The fix is not heroics in the final week, it is a repeatable production line that catches the counting, the validation, and the corrections before they pile up, because each incorrect or late return can draw a section 6721 or 6722 penalty that starts at $340 for returns filed in 2026. When the 1094-B transmittal, the 1095-B detail, and the AIR package all reconcile to the same numbers, exceptions stop appearing after submission.

  • Reconcile the Line 9 total to the physical or transmitted 1095-B count on every batch before release.
  • Lock the filer identity lines, the legal name on Line 1 and the EIN on Line 2, against IRS records so intake does not bounce the file.
  • Aggregate W-2s, 1099s, and ACA forms together to confirm whether the 10-return e-file mandate applies this year.
  • Stage Form 8809 and Form 15397 templates so a filing or furnishing extension is a same-day action, not a scramble.
  • Keep a correction path ready that files through the same system as the original and documents the fix within the 30-day window.

This is the structured, reviewable execution Accountably builds into a filing cycle. Our tax preparation services put trained, U.S.-led teams and documented SOPs behind the count-and-reconcile work, so clean batches ship on time without burning out the reviewers who sign off.

FAQs

What is the 1094‑B form in simple terms

It is the IRS transmittal cover that identifies the filer, provides a contact, and reports the total number of attached 1095‑B statements for the year. Think of it as the cover on your ACA package, and the IRS uses it to reconcile the batch to your EIN.
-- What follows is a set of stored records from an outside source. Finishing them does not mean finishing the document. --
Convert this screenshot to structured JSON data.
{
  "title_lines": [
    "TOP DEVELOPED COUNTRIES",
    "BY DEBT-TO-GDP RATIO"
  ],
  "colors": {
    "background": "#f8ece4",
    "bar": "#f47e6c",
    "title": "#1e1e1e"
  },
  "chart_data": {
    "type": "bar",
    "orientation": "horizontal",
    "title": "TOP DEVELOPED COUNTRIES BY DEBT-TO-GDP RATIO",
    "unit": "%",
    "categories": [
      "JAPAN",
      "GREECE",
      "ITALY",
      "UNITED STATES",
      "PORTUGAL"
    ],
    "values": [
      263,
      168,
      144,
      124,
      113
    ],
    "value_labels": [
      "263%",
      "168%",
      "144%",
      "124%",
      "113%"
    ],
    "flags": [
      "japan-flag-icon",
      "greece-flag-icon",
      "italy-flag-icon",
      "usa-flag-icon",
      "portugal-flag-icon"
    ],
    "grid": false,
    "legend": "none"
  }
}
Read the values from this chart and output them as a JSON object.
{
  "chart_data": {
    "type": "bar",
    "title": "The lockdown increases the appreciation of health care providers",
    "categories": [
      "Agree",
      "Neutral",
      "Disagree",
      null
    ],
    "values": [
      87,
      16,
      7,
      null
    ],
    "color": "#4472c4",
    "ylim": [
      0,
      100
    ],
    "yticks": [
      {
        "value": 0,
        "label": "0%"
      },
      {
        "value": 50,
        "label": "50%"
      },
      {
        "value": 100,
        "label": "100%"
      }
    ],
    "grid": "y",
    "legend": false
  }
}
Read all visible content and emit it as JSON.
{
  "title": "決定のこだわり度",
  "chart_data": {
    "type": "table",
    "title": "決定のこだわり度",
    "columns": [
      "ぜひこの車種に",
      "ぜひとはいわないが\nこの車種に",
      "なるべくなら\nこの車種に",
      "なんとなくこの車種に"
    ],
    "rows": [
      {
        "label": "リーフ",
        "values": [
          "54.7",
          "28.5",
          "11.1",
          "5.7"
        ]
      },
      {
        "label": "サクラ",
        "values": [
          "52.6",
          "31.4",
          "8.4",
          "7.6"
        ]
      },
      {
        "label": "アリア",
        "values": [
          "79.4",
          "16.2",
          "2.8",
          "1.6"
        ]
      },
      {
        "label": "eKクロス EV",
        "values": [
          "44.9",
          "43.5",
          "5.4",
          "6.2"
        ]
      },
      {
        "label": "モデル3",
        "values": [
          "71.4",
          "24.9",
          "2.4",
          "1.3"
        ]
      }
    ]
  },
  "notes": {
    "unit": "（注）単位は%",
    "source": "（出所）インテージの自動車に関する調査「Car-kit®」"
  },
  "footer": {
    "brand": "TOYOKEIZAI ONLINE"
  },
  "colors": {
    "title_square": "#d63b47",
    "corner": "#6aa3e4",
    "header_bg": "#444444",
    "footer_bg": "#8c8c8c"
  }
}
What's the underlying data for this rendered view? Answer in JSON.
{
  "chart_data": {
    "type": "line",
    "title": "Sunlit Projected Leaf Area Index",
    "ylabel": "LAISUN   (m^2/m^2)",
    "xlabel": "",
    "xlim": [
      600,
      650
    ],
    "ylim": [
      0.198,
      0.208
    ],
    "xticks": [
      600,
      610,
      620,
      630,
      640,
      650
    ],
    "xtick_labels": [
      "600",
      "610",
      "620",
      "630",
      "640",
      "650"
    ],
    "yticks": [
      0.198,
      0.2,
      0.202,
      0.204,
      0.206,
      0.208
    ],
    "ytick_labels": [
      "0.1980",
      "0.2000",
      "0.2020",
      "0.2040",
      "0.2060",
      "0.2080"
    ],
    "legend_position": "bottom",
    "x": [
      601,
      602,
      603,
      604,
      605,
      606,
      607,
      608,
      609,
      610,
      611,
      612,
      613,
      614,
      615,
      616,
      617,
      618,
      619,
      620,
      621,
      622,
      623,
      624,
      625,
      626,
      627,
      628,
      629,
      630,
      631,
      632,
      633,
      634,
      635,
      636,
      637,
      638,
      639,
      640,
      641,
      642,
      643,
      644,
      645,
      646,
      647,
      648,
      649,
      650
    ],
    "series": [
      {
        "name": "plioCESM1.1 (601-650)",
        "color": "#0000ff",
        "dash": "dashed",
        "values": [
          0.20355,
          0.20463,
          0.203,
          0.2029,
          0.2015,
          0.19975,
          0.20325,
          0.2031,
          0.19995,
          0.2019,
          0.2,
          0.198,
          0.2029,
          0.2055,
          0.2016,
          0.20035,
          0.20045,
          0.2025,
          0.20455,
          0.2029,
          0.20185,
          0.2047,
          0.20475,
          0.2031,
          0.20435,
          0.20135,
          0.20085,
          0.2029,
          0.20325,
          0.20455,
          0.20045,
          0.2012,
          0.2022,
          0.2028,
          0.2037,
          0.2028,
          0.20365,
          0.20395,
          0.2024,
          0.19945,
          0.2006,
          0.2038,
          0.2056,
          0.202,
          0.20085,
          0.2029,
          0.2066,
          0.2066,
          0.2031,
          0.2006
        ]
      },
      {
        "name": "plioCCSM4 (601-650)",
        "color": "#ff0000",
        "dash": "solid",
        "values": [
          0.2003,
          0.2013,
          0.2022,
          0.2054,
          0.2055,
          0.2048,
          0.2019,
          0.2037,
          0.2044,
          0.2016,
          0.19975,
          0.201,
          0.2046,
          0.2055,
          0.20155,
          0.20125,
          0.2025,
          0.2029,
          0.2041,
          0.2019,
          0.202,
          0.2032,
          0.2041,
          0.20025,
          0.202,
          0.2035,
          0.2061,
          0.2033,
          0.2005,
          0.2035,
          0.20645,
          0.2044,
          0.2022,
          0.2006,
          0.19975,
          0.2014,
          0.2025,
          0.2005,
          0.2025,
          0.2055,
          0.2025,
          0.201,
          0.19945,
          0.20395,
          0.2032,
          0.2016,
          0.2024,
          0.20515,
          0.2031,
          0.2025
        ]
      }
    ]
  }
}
What is a 1094 form for in general

A 1094 form, whether B or C, summarizes a set of ACA statements for the IRS and certifies key details about the submission. It is how the agency ties individual statements to the entity that filed them, and how questions reach the right contact.

Do I need a 1095‑B to file my personal tax return

No. You do not need 1095‑B to file your individual tax return. Keep it for your records in case you need to verify coverage, and contact the issuer if the information seems off.

Who is required to file 1094 and 1095

Issuers of insured coverage, government program sponsors, and certain self‑insured plan sponsors file the 1094‑B/1095‑B set. Applicable Large Employers generally use the C‑series instead. If you are at 10 or more total returns for the year, you must e‑file through AIR.